Delegiertenversammlung vom 3. September 2026
9. September 2026 – Zweimal NEIN am 27. September. Die Mitte Freiburg will kein Korsett für die bewährte Neutralitätspolitik der Schweiz und keine fehlgesteuerte und illusorische Agrarpolitik. Die Partei ist bereit für die kantonalen Wahlen vom November. Zwei Kandidierende für den Staatsrat, vier Kandidierende für die Oberämter der Veveyse, der Saane, der Sense und dem See. Volle Listen für den Grossen Rat in allen Bezirken.
Die Delegierten der Mitte Freiburg lehnen die Neutralitätsinitiative deutlich ab. Die Mitte Freiburg will keine Schwächung der Schweizer Sicherheit durch das geforderte Kooperationsverbot mit europäischen Sicherheitspartnern. Die Schweiz kann ihre Verteidigung in der heutigen Bedrohungslage nicht isoliert organisieren. Zudem droht ein Werteverlust durch ein starres Korsett in der Verfassung, welches die Schweiz bei internationalen Krisen de facto zur Tatenlosigkeit zwingen würde. Das automatische Verbot von Sanktionen (ausser jenen der UNO) bricht mit der Schweizer Tradition der Solidarität und belohnt Übergriffe gegen das Völkerrecht. Die Initiative löst aus Sicht der Mitte Freiburg kein reales Problem, sondern fesselt die Bundespolitik im Krisenfall unnötig. Die bewährte, flexible Neutralitätspolitik hat das Land sicher durch Krisen geführt und muss gewahrt bleiben.
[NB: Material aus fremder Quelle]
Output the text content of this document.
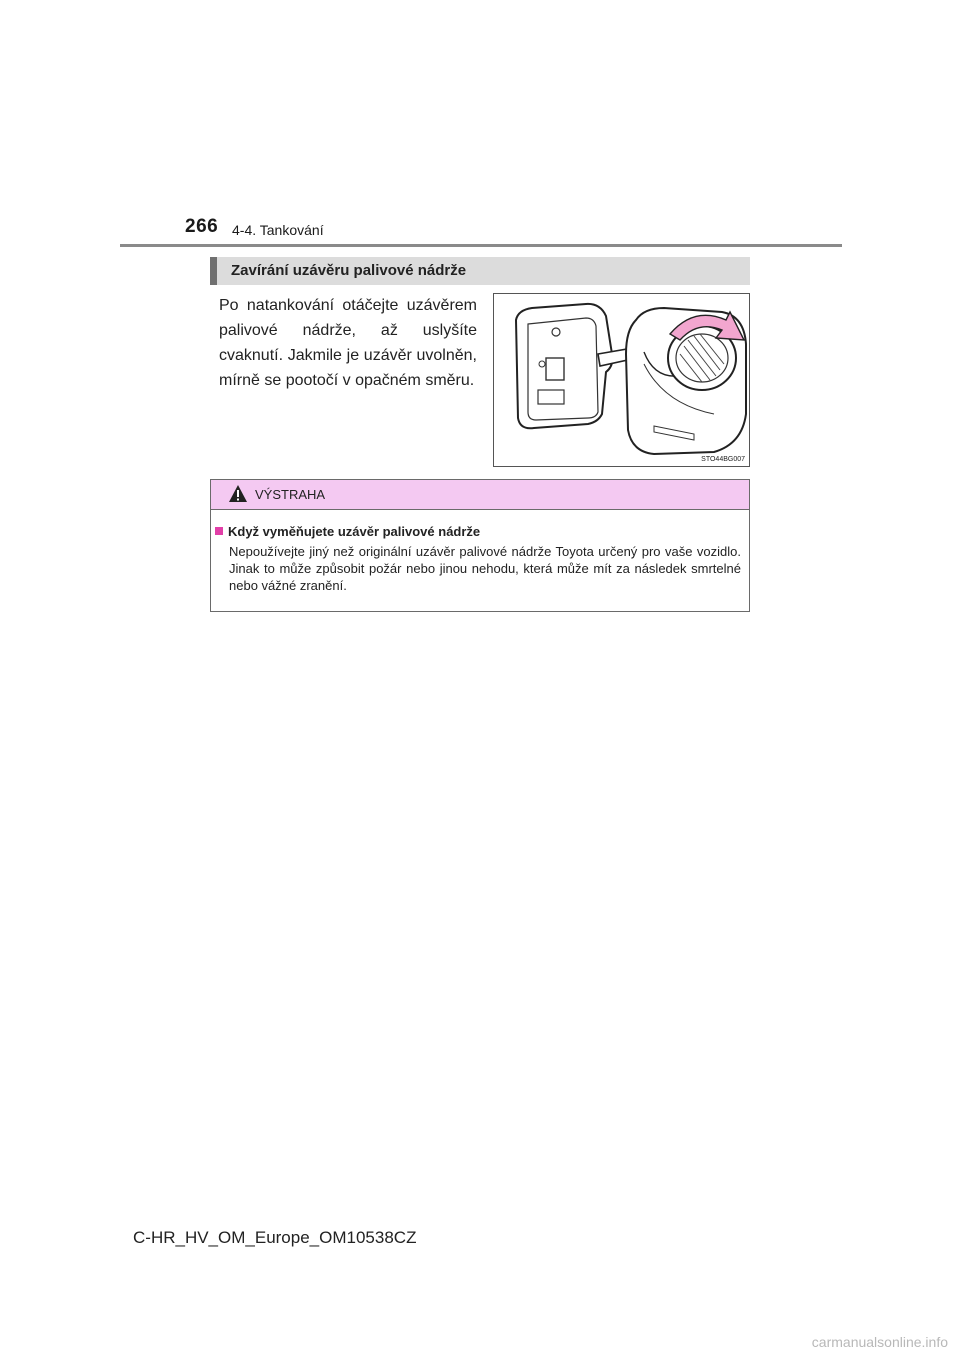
266 4-4. Tankování
Zavírání uzávěru palivové nádrže
Po natankování otáčejte uzávěrem palivové nádrže, až uslyšíte cvaknutí. Jakmile je uzávěr uvolněn, mírně se pootočí v opačném směru.
STO44BG007
VÝSTRAHA
Když vyměňujete uzávěr palivové nádrže
Nepoužívejte jiný než originální uzávěr palivové nádrže Toyota určený pro vaše vozidlo. Jinak to může způsobit požár nebo jinou nehodu, která může mít za následek smrtelné nebo vážné zranění.
C-HR_HV_OM_Europe_OM10538CZ
carmanualsonline.info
Die Ernährungsinitiative wird von den Delegierten der Mitte Freiburg klar abgelehnt. Die Mitte Freiburg ist gegen eine fehlgesteuerte Agrarpolitik durch Konsumentenbevormundung und einem realitätsfremden Eingriff in den Markt. Ein starrer Netto-Selbstversorgungsgrad von mindestens 70 Prozent ist illusorisch und lässt sich in der Praxis nicht verordnen, ohne gleichzeitig drastische staatliche Zwangsmassnahmen zu ergreifen .Für den Kanton Freiburg wiegen die Konsequenzen der Initiative besonders schwer, da der Kanton traditionell ein wichtiger Pfeiler der Schweizer Milch- und Fleischwirtschaft ist. Die Freiburger Landwirtschaft basiert zu einem grossen Teil auf Grasland, das sich hervorragend für die Raufutterproduktion und damit für die Haltung von Milchkühen und Rindern eignet, aber für den geforderten, intensiven Anbau von pflanzlichen Lebensmitteln für den Direktverzehr nicht geeignet ist. Ein radikaler, verordneter Umbau hin zu einer primär pflanzlichen Produktion würde die Existenz zahlreicher Freiburger Familienbetriebe und die nachgelagerte Verarbeitungsindustrie im Kanton direkt bedrohen.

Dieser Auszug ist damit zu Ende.